- CAD ERC 100% clean. If some errors are invalid due to toolchain quirks, each exception must be inspected and signed off as invalid.
- Verify pin numbers of all schematic symbols against datasheet or external interface specification document (if not yet board proven).
- Schematic symbol matches chosen component footprint
- Thermal pads are connected to correct power rail (may not always be ground)
- Debug interfaces are not power gated in sleep mode
- Power/voltage/tolerance ratings specified as required
- Ceramic capacitors appropriately de-rated for C/V curve
- Polarized components specified in schematic if using electrolytic caps etc
- Filters: component footprint is large enough for rated current, and appropriate for RF characteristics
- Different component values minimised/combined where possible
- Parts selected for every schematic symbol
- "Basic" parts selected for passives where possible
- Reverse voltage protection at system power inlet
- Fusing at system power inlet
- EMI common mode/low-pass filtering at power inlet (if needed)
- Check total input capacitance and add inrush limiter (if needed)
- Low pass filter included after main buck regulator (if needed)
- Under/overvoltage protection configured correctly if used
- Verify estimated power usage per rail against regulator rating
- Current-sense resistors on power rails after regulator output caps, not in switching loop
- Remote sense used on low voltage or high current rails
- Linear regulators and voltage reference ICs are stable with selected output cap ESR
- Confirm regulator strap pin configuration against datasheet (check for voltage offset)
- Confirm power rail sequencing against device datasheets (if needed)
- Decoupling present for all ICs
- Decoupling meets/exceeds vendor recommendations if specified
- Bulk decoupling present at buck/boost regulators (input and output)

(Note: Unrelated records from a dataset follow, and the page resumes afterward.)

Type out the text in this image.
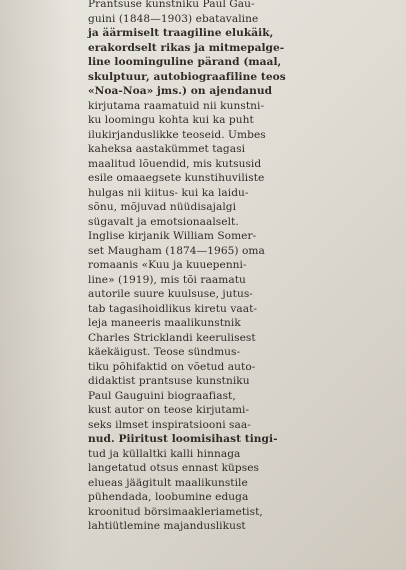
Prantsuse kunstniku Paul Gau-
guini (1848—1903) ebatavaline
ja äärmiselt traagiline elukäik,
erakordselt rikas ja mitmepalge-
line loominguline pärand (maal,
skulptuur, autobiograafiline teos
«Noa-Noa» jms.) on ajendanud
kirjutama raamatuid nii kunstni-
ku loomingu kohta kui ka puht
ilukirjanduslikke teoseid. Umbes
kaheksa aastakümmet tagasi
maalitud lõuendid, mis kutsusid
esile omaaegsete kunstihuviliste
hulgas nii kiitus- kui ka laidu-
sõnu, mõjuvad nüüdisajalgi
sügavalt ja emotsionaalselt.
Inglise kirjanik William Somer-
set Maugham (1874—1965) oma
romaanis «Kuu ja kuuepenni-
line» (1919), mis tõi raamatu
autorile suure kuulsuse, jutus-
tab tagasihoidlikus kiretu vaat-
leja maneeris maalikunstnik
Charles Stricklandi keerulisest
käekäigust. Teose sündmus-
tiku põhifaktid on võetud auto-
didaktist prantsuse kunstniku
Paul Gauguini biograafiast,
kust autor on teose kirjutami-
seks ilmset inspiratsiooni saa-
nud. Piiritust loomisihast tingi-
tud ja küllaltki kalli hinnaga
langetatud otsus ennast küpses
elueas jäägitult maalikunstile
pühendada, loobumine eduga
kroonitud börsimaakleriametist,
lahtiütlemine majanduslikust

- RF boards: standard 0402 decoupling cap selected for frequency of interest and used at every IC
- All power inputs fed by correct voltage
- Analog rails filtered/isolated from digital circuitry as needed
- LNAs, input opamps on dedicated power rails
- Signals are correct logic level for input pin
- Pullups on all open-drain outputs
- TX/RX wired correctly for UART, SPI, MGT, etc
- Enable pins: Active high/low polarity correct
- EXTI and/or timer pins used for UI elements (buttons, rotary encoders)

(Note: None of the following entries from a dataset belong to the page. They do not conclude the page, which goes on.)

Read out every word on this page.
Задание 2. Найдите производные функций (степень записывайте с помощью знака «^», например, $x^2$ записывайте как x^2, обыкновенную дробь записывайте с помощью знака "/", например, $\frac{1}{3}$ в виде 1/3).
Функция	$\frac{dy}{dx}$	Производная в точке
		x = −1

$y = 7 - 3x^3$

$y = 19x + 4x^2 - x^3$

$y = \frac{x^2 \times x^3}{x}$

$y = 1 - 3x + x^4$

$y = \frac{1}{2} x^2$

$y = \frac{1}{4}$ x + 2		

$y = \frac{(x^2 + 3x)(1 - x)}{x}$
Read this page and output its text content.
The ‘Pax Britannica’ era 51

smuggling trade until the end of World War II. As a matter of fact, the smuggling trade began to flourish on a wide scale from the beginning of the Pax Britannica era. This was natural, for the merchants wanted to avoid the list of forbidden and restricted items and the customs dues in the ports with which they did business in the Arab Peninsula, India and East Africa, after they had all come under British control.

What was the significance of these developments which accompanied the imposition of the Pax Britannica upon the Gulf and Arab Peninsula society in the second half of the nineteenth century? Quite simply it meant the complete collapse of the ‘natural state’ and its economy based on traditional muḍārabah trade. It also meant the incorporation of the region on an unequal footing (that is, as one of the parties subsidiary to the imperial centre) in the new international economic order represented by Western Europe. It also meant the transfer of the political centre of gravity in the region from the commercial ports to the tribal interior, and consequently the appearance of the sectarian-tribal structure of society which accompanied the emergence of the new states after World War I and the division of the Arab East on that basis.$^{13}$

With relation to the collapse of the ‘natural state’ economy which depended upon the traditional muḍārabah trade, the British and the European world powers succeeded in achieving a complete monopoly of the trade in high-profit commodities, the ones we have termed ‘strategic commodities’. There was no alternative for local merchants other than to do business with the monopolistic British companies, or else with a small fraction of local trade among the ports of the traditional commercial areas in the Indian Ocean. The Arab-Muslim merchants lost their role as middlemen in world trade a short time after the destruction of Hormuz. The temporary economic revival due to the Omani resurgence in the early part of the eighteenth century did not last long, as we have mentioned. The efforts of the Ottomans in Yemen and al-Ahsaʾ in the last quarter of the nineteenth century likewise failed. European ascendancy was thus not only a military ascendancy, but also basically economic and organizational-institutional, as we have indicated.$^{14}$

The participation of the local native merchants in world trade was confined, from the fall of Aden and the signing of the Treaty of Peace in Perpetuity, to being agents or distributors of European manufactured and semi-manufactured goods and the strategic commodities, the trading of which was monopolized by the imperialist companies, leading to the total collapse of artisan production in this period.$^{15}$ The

- STM32: special pin functions confirmed and allocated in Eclipse
- STM32: check software pullups/pulldowns are available on pins that need it (I2C)
- DC blocking cap before all amplifiers, and on all inputs/outputs
- Amplifier bias inductors + filter inductors do not short power rail to ground
- Gas discharge protection on all RF inputs/outputs
- RC time constant for attenuators sane given ADC sampling frequency
- Verify frequency response of RF components across entire operating range. Don't assume a "1-100 MHz" amplifier has the same gain across the whole range.
- Verify polarity of op-amp feedback
- Cages/shields selected for each schematic block
- All oscillators meet required jitter / frequency tolerance. Be extra cautious with MEMS oscillators as these tend to have higher jitter.
- Correct load caps provided for discrete crystals
- Crystals only used if IC has an integrated crystal driver
- Pullup/pulldowns on all signals that need defined state at boot
- Strap pins connected to correct rail for desired state
- JTAG/ICSP connector provided for all programmable devices
- Config/boot flash provided for all FPGAs or MPUs without internal flash
- Power outputs (USB etc) current limited
- ESD protection on data lines going off board
- Use 0-ohm resistors/solder jumpers vs direct hard-wiring for strap pins when possible
- Provide multiple ground clips/points for scope probes
- Multimeter + U.FL test points on all power rails
- Test points on interesting signals which may need probing for bringup/debug
- Dedicated ground in close proximity to test points
- LED on every power rail
- Several spare GPIOs broken out, unless board completely characterised
- Power estimates for all large / high power ICs
- Thermal calculations for all large / high power ICs
- Specify heatsinks as needed